In my professional opinion, FDA should be prioritising tackling the risks to patient safety that are eminently clear, following the catastrophic outcome with the experimental SARS-CoV-2 injections, prior to boosting their public circulation.
I am giving this declaration to: PROVIDE WRITTEN TESTIMONY TO SUPPORT LEGAL ACTIONS TO CONVENE A GRAND JURY AND TO PULL THE COVID-19 “VACCINES” UNDER CONSUMER PRODUCT PROTECTION STATUTES FOR LACK OF SAFETY AND EFFICACY. MISREPRESENTATION, MISBRANDING AND ADULTERATION/DEGRADATION, CAUSES.
I declare under penalty of perjury under the laws of the United States of America that the foregoing is true and correct.

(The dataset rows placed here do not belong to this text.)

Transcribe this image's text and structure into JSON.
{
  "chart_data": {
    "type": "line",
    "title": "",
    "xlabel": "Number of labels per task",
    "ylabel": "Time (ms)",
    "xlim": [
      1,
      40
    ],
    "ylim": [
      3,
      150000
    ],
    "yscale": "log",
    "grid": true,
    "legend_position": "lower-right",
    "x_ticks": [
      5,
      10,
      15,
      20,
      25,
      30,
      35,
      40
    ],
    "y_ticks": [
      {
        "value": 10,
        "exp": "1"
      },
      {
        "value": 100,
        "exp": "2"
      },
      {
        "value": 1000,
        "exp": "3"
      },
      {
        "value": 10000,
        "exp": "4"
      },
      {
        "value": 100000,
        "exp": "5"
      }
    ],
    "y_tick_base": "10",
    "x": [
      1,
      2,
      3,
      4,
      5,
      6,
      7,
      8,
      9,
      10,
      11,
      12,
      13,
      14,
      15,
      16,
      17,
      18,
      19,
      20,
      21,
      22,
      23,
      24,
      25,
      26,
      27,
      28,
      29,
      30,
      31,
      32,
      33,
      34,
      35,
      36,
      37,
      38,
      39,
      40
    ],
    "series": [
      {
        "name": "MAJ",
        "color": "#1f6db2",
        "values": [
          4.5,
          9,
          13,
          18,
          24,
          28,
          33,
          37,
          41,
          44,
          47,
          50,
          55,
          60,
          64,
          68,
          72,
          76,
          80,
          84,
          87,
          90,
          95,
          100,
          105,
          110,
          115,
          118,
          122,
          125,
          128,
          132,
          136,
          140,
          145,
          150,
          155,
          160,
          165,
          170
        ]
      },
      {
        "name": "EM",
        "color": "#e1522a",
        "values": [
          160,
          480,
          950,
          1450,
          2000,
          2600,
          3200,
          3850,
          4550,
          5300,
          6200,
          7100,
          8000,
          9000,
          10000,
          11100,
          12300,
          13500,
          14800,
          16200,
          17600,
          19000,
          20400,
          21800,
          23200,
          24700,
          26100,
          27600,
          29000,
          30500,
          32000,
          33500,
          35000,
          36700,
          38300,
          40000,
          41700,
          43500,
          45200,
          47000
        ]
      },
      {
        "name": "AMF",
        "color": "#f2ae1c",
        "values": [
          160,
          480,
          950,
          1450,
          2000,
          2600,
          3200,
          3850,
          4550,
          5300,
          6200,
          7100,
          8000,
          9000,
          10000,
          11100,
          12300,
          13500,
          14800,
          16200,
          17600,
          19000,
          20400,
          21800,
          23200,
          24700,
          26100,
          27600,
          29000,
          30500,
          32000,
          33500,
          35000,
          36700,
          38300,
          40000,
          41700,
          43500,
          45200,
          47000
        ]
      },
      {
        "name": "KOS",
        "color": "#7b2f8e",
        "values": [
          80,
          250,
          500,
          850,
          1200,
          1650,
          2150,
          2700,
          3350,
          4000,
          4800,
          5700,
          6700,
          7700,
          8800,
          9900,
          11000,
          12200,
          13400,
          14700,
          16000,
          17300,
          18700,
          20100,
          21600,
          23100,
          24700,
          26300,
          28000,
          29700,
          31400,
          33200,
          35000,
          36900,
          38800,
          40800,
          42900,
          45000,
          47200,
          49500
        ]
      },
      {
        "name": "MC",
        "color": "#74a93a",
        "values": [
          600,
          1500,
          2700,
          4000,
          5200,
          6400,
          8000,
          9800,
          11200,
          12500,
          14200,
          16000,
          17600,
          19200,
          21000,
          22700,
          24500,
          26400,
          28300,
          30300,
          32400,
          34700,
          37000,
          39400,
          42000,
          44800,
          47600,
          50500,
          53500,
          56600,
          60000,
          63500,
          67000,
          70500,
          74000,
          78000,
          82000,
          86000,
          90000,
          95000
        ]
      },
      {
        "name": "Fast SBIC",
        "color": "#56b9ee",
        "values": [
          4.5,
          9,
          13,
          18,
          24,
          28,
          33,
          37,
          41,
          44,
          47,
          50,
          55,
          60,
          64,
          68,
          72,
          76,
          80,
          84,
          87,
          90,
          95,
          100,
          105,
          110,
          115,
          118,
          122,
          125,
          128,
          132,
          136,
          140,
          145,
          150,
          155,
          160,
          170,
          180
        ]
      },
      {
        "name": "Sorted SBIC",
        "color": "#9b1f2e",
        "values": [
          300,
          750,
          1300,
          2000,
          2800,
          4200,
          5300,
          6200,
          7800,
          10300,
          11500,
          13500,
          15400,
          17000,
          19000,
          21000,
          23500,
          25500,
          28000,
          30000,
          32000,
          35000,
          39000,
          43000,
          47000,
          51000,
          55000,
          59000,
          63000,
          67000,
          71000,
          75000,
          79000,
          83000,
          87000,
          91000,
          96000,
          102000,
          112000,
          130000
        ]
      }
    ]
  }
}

Executed on this the 21st day of June 2023.
Hedley Rees
Director, PharmaFlow Limited
If you have managed to reach the end here, then you should know that the injection sellers (Pfizer, Moderna, AZ) knowingly commercialised defective products and can be sued accordingly. The compensation for vaccine injured be in the many $billions….but for some reason, this has not moved forward?
Once again, Hedley Rees demonstrates his vast and deep knowledge of Big Pharma. I'm so glad to know he's on this case. Being a resident of Mississippi, I've been watching Dr. Witcher and will continue to watch this case. If Witcher/Rees are successful this may well be a landmark case. I sure hope so, as it exposes a lot about big pharma and may well lead to a complete investigation in all pharmaceutical companies. I've studied herbs and natural remedies for decades and found many things which work quite well to heal various health conditions. I find it interesting that before we had pharmaceutical products, people took care of themselves pretty well and overall they lived much longer, while staying healthy, than they do now. IMO, we don't need vaccines, our immune systems were designed to ward off disease if we take care of ourselves and don't indulge in unhealthy practices.
Thank you Hedley!!! I hope you are well!